Donnerstag, 03. März 2011, 15:10 Uhr

Fall Guttenberg: Kommen die Versager der Uni Bayreuth ungeschoren davon?

Berlin. Ob selbst geschrieben oder nicht ist doch schon lange kein Thema mehr im Fall Guttenberg. Jetzt wird in Richtung Ghostwriter “ermittelt” und kein Mensch fragt nach den Schlafmützen an der Uni Bayreuth, nebst Doktorvater Prof. Peter Häberle!

“Es soll sogar Doktorväter geben, die Arbeiten ihrer Doktoranden gar nicht selbst lesen, sondern einen Habilitanden mit der Lektüre betrauen und nach Aussage des Münchner Plagiatsexperten Volker Rieble selbst solche, die Doktoranden das Votum für ihre Dissertation selbst schreiben lassen. Das dürfte aber die absolute Ausnahme sein”, schreibt die FAZ.

Die Frage an sich ist also, wieso wurden von der Rechts- und wirtschaftswissenschaftlichen Fakultät der Universitä Bayreuth nicht die Kontrollmechanismen, die zu Beurteilung der Erreichung der Doktorwürde eingesetzt werden, eingesetzt?
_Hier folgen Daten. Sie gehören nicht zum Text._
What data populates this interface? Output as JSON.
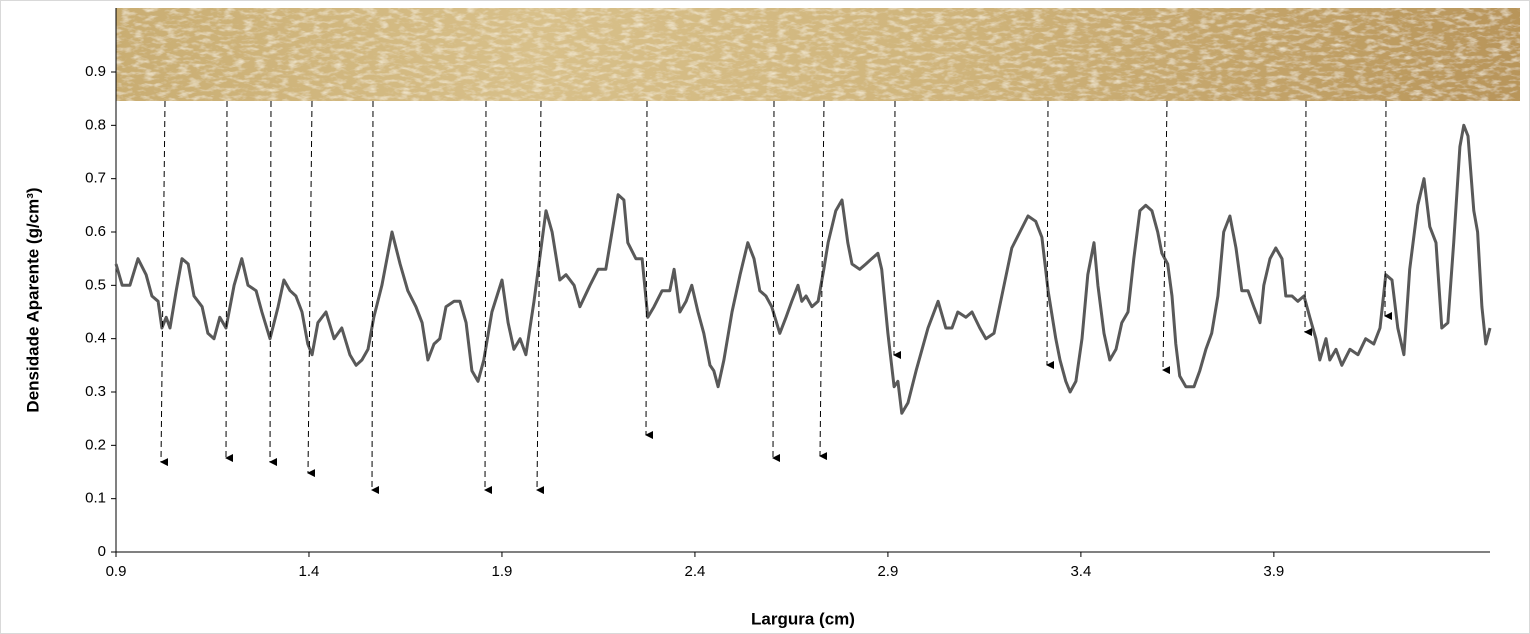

Ein Doktoarbeit wird in Deutschland einem Gremium vorgelegt, dass diese sorgfältig auf Vollständigkeit der Quellenangaben, diese Quellen wiederum inhaltlich mit der eingereichten Arbeit abzugleichen hat. Der Hauptfehler in der Anerkennung der Doktorwürde ist also dem Kontroll- bzw. Beurteilungsgremium der Uni zuzuweisen.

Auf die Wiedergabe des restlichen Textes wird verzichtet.